Dem Komponisten ist es gelungen, das Märchen von Hans Christian
Andersen musikalisch treffend zu illustrieren. Die Mischung aus
Zauber, Emotion und Witz kommt in der durchweg eingängigen
Musik gelungen zum Ausdruck. Die Grenzen zum Musical-Klang sind
teilweise fließend. Die anfängliche Unverständlichkeit
des gesungenen wie des gesprochenen Textes verliert sich im Lauf
der Handlung, die neben der anrührenden Geschichte einer Freundschaft
durchaus auch Szenen mit Witz aufweist: zum Beispiel, wenn die
durchgeknallte Blumenverkäuferin (herrlich: Elisabeth Starzinger)
alles daran setzt, Gerda von der Weiterreise abzuhalten, wenn der
harmlose, aber letztendlich feige Herr Rabe (Mirko Janiska) seine
Stelz-Bewegungen vollzieht oder wenn das motorisierte Rentier (Carsten
Sabrowski) voller Verlangen nach einer heißen Suppe giert…
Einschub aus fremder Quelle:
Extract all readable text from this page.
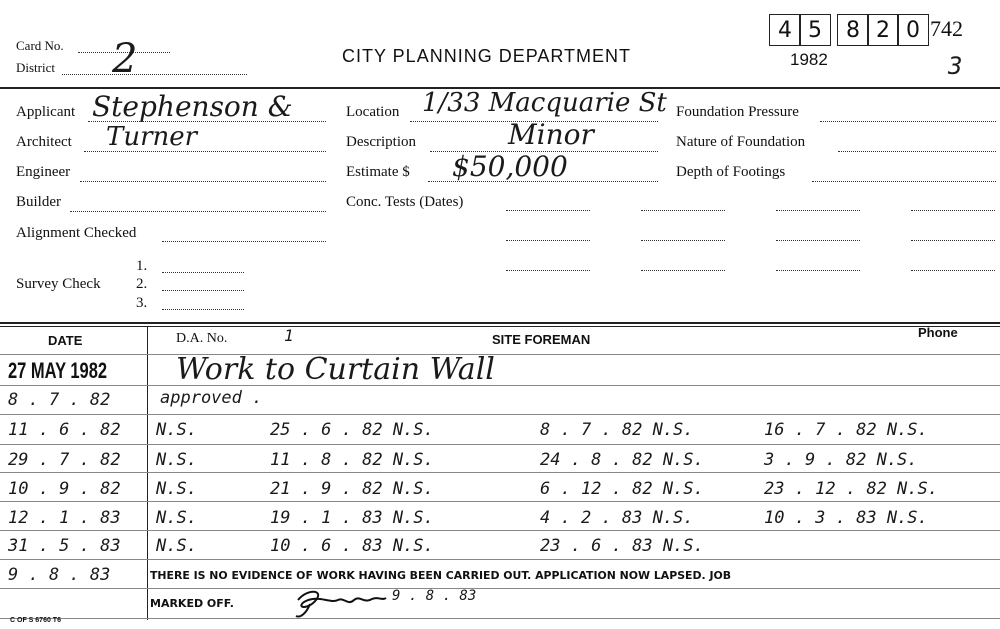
Card No. 2
District
CITY PLANNING DEPARTMENT	1982
4 5	8 2 0 742
3
Applicant Stephenson &
Architect Turner
Engineer
Builder
Alignment Checked
Survey Check
1.
2.
3.
Location 1/33 Macquarie St
Description	Minor
Estimate $ $50,000
Conc. Tests (Dates)
Foundation Pressure
Nature of Foundation
Depth of Footings
DATE	D.A. No.	1	SITE FOREMAN	Phone
27 MAY 1982 Work to Curtain Wall
8 . 7 . 82	approved .
11 . 6 . 82 N.S.	25 . 6 . 82 N.S.	8 . 7 . 82 N.S.	16 . 7 . 82 N.S.
29 . 7 . 82 N.S.	11 . 8 . 82 N.S.	24 . 8 . 82 N.S.	3 . 9 . 82 N.S.
10 . 9 . 82 N.S.	21 . 9 . 82 N.S.	6 . 12 . 82 N.S.	23 . 12 . 82 N.S.
12 . 1 . 83 N.S.	19 . 1 . 83 N.S.	4 . 2 . 83 N.S.	10 . 3 . 83 N.S.
31 . 5 . 83 N.S.	10 . 6 . 83 N.S.	23 . 6 . 83 N.S.
9 . 8 . 83	THERE IS NO EVIDENCE OF WORK HAVING BEEN CARRIED OUT. APPLICATION NOW LAPSED. JOB
MARKED OFF.	9 . 8 . 83
C OF S 6760 T6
Lebhaft und kindgerecht von Anisha Bondy inszeniert und von Suzann
Bolick choreografiert, kommt der Aufführung vor allem im Bereich
Ausstattung höchstes Lob zu. Das Bühnenbild (Henrik Ahr)
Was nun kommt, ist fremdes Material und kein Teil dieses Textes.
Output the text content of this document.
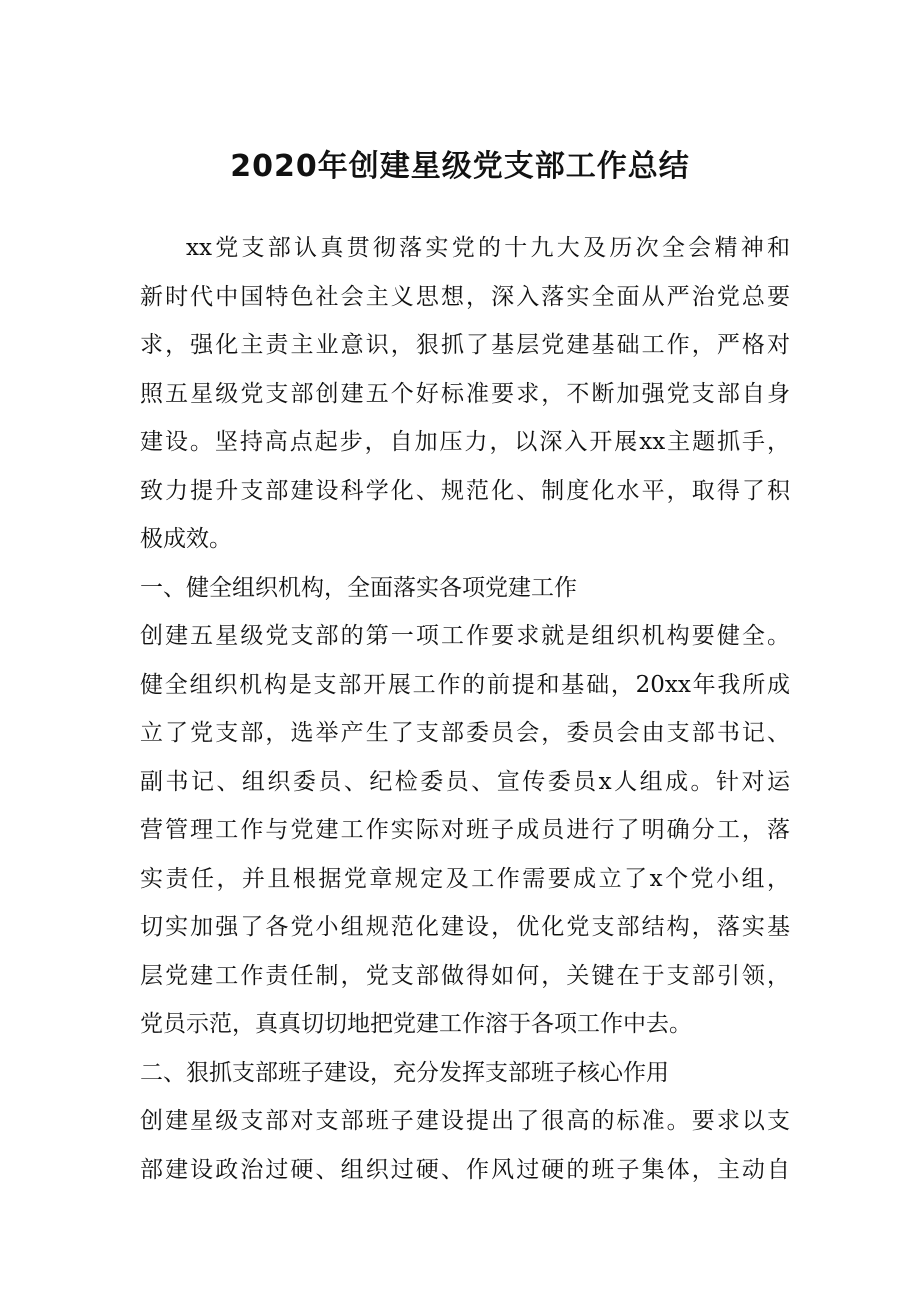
2020年创建星级党支部工作总结
xx党支部认真贯彻落实党的十九大及历次全会精神和
新时代中国特色社会主义思想，深入落实全面从严治党总要
求，强化主责主业意识，狠抓了基层党建基础工作，严格对
照五星级党支部创建五个好标准要求，不断加强党支部自身
建设。坚持高点起步，自加压力，以深入开展xx主题抓手，
致力提升支部建设科学化、规范化、制度化水平，取得了积
极成效。
一、健全组织机构，全面落实各项党建工作
创建五星级党支部的第一项工作要求就是组织机构要健全。
健全组织机构是支部开展工作的前提和基础，20xx年我所成
立了党支部，选举产生了支部委员会，委员会由支部书记、
副书记、组织委员、纪检委员、宣传委员x人组成。针对运
营管理工作与党建工作实际对班子成员进行了明确分工，落
实责任，并且根据党章规定及工作需要成立了x个党小组，
切实加强了各党小组规范化建设，优化党支部结构，落实基
层党建工作责任制，党支部做得如何，关键在于支部引领，
党员示范，真真切切地把党建工作溶于各项工作中去。
二、狠抓支部班子建设，充分发挥支部班子核心作用
创建星级支部对支部班子建设提出了很高的标准。要求以支
部建设政治过硬、组织过硬、作风过硬的班子集体，主动自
und besonders alle Kostüme (Miriam Draxl, Cristina Nyffeler)
sind liebevoll und aufwändig gestaltet, die Licht-Inszenierung
(Franck Evin) untermalt wirkungsvoll die emotional berührenden
oder auch die unheimlichen Szenen des Stücks. Insgesamt hat
die Komische Oper mit dieser Uraufführung bewiesen, dass das
Genre Kinderoper für sie keinesfalls eine „Oper zweiten
Ranges“ ist.
Barbara Haack
Das Kinderstudio der Komischen Oper Berlin
Seit 1956 wird in der Komischen Oper mit Kinderchören gearbeitet.
Die Grundidee lautet: Kinder erfahren eine Ausbildung über
das reine Singen hinaus. Sie werden also auch choreografiert und
erleben szenische Arbeit hautnah. Christoph Rosiny, ausgebildeter
Schulmusiker und selbst Sänger in den Extrachören der
Komischen Oper und der Deutschen Oper Berlin, leitet gemeinsam
mit seiner Kollegin Jane Richter, die hauptberuflich Chorsolistin
an der Komischen Oper ist, den Kinderchor seit über zehn Jahren.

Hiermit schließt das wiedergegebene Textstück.